Granted, the ME3 is a bit heavy on sacrificial offers. Mordin, Legion, and eventually, Shepard can present him/herself all potentially for the greater good. Mordin Solas is my favorite of these, precisely because he is not a Capital-H hero. He is a scientist whose greatest achievement in the eyes of his people becomes his biggest source of regret. His guilt about his involvement in Krogan genophage is apparent in Mass Effect 2, as he believes it was necessary.
By ME3, it becomes clear that he is determined to fix whatever he has come to see as a mistake. Suppose your Shepard is not a great dick, he does so. He carries himself well as he steps into the elevator leading into the room which will simultaneously release the treatment and kill him in a big explosion. But there is a hint of sorrow – a small crack in his resolve. Unlike many of Shepard’s peers, Mordin is not a rabid crook. And yet he is abandoning himself anyway because it is his fault to fix it. As he told Shepard, “My project. My work. My treatment. My responsibility.”

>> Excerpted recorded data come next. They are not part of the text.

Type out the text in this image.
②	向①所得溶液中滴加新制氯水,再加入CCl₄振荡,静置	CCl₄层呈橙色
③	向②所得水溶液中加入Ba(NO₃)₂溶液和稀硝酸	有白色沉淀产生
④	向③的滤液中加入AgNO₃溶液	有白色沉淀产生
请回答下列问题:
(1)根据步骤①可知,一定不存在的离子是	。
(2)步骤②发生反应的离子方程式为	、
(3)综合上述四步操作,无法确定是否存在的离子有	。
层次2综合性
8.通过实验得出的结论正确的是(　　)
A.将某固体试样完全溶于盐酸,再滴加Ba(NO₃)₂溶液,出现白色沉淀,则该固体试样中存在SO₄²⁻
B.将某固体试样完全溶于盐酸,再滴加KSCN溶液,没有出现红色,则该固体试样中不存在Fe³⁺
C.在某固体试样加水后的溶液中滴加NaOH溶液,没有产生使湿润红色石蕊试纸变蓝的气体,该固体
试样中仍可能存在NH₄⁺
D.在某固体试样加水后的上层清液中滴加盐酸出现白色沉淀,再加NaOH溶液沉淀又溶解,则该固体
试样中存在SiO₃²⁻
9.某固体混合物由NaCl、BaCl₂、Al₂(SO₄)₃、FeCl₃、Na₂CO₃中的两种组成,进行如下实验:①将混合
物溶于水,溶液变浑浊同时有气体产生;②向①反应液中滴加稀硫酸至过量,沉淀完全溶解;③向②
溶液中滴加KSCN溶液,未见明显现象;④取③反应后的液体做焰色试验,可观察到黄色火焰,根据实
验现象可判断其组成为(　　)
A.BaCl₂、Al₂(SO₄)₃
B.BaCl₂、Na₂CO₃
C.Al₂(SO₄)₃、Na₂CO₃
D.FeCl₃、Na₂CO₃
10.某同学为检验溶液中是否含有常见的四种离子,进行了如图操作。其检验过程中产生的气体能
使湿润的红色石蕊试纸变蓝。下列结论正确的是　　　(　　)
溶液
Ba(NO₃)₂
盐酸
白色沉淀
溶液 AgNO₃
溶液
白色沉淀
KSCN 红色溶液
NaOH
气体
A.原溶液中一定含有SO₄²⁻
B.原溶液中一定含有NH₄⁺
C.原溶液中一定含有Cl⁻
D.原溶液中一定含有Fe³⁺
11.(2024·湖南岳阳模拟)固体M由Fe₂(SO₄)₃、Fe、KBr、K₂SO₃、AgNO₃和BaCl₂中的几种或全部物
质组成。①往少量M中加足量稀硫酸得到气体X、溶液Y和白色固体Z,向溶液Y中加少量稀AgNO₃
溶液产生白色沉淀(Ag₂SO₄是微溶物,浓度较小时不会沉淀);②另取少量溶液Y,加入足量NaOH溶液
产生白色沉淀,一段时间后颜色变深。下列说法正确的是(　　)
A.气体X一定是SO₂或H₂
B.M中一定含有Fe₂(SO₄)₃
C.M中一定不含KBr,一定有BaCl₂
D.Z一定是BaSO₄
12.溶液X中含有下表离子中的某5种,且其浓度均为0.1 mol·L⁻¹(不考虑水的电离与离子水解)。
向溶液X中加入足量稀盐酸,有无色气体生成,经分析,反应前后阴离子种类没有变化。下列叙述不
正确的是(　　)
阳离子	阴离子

Gilbert and Sullivan’s last muted bar may also be a step in fan service, but what is it? He has earned
There is no grand sacrifice to end Thane. He was dying. Then he dies. However, there is a quiet, tragic victory. Thane’s story revolves around his son, Kolayat, and his desire to save her from a life of crime. By the time of his death, he was successful. Kolayat stands with him, as does Shepard – who, in my play, he was romancing. He is surrounded by his family and is spared the fact that he will not get to share in Shepard’s final battle – which he has achieved.
This is not a fate experienced by many major game characters. Mordin End? Sure. Shepard’s End? Sure. Dying in a hospital, surrounded by loved ones? Usually not. Mass Effect is a game series about big, galaxy-shifting decisions and impossible hurdles. And yet, Biwere still takes time to remember the things that are important to us as a person; Both the people we love, and the goals we are motivated to achieve.
As should be clear above, Mass Effect 3 is a great game. The Citadel DLC pack could not be more different. This is fantastic; A fascinating celebration of the series’ successes and oddities. Today it has no place in the main campaign. It feels better after the fact, as an almost non-canon epilogue filled with jokes and fan service.
There are too many great moments to mention, and it seems pointless to flesh out individual bits to praise. This is by far the most enjoyable bover, helped to a large extent by the fact that it is dipstricting and has fun in tightly condensed tropes and systems.
It also serves as a proper ending, too. The final conversation – followed by intimidation and defeat by the party – is between Shepard and his closest partner. “We’ve had a good ride,” that fellow would inevitably say. “The best,” Shepard explains, covers three games and hundreds of hours in two simple words.
I am a huge fan of Jennifer Hale’s performance throughout the series, but even I will admit that Mark Mir offers the best distribution of the line. It’s emotional, almost unbearably so, and it reminds me that it was more than just fans who were saying a final goodbye to a character they fell in love with.